The Progressive Party overtook the left-green movement
With 17.2% of the vote, the big winner in the evening will be the Progressive Party (center right), pleasing M’s left-green movementMe Jacobstottir (14.5%) is the second largest party in Iceland, following in the footsteps of former Prime Minister Jorney Benedict (25.9%) and the Conservative Freedom Party (Conservative).
According to this more partial number, the latter will receive 18 (+2) of Iceland’s thousand-year-old parliament out of 63 seats in Altingi. Sikurdur Ingi Johnson’s Progressives will win 13 seats, five more than in the previous 2017 elections. The left-green movement will drop from four seats to ten seats.
If the future of the coalition is uncertain, all three party leaders agreed to start talks if they can maintain a majority in government, which was threatened by a referendum. The weakening of the prime minister, however, raises the question of his future in the moderate White House of Stjornard, where Icelandic heads of government sit.
“We need to see how much the ruling parties as a whole are going to do and what we are going to do. According to these preliminary decisions, we are losing a little bit of land and the progressives are increasing.”, He commented to the Agencies France-Press (AFP) in the evening.
Since 2017, the latter has made taxes more progressive, investing in community housing and extended parental leave. His Govt administration – only 33 dead – was praised. But this rare left-wing ecologist in power had to give up defending his alliance as he had promised to create a national park in the country’s coalition.
“Does not tilt to the left”
Enthusiasm ruled at the headquarters of the Progressive Party. Movement “Leading back in the political scene”, Its leader Sikurdur Ingi Johnson started in the presence of his activists. “I don’t see it leaning to the left”, For its part its chairman Bazerni Benedict, former prime minister and current finance minister. He survived several scandals, including the Panama Papers in 2016, and finally consolidated his position as the polls promised him a collapse.
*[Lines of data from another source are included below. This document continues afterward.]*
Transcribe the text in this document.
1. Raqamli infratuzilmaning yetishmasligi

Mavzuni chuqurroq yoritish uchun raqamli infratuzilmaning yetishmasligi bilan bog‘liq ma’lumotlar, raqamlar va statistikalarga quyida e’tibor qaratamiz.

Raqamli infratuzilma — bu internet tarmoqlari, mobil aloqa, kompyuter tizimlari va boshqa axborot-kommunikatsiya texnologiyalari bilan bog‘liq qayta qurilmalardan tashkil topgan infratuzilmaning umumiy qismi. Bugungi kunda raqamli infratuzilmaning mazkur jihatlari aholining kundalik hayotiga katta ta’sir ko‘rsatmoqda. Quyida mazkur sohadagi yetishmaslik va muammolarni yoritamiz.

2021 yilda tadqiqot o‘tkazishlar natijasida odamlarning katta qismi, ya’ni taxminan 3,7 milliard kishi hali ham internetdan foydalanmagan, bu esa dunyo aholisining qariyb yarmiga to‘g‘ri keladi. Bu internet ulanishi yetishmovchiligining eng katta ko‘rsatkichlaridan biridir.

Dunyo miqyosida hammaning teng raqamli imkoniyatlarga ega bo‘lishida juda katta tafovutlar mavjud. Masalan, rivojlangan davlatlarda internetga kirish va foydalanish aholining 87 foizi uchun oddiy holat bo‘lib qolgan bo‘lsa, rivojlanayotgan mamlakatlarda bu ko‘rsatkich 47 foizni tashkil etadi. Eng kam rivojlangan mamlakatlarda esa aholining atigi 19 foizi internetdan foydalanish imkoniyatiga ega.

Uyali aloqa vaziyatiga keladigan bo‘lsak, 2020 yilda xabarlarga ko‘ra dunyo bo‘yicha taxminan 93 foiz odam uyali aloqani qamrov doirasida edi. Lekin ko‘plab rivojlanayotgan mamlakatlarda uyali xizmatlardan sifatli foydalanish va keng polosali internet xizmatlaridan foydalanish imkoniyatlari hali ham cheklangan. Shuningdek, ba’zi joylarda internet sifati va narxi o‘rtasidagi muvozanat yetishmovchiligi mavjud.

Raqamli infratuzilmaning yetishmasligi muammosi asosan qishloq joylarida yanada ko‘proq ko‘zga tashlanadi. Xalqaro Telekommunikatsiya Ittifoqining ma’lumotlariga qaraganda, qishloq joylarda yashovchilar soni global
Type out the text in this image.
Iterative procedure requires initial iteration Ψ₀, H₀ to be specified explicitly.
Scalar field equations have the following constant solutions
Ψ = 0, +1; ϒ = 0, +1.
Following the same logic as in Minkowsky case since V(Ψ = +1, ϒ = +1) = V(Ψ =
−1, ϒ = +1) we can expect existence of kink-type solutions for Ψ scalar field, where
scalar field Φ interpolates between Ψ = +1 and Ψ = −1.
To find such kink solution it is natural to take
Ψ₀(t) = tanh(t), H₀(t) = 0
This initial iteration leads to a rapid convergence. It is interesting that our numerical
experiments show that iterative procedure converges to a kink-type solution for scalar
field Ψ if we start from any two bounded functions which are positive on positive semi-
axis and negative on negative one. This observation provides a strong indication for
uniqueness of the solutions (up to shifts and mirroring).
After a decade of crisis and corruption, the outgoing coalition marked the return of political stability in Iceland. This is the second time since the 2008 financial crisis that banks and many Icelanders have been wiped out.
Five legislative elections were held between 2007 and 2017 in a country that is not a member of the European Union, in the wake of the political class’s distrust of the financial crisis and continued corruption. Electoral spread has increased during this period. Ultimately, eight parties will be represented in parliament, in 2017, and not the nine registered announced by ballot.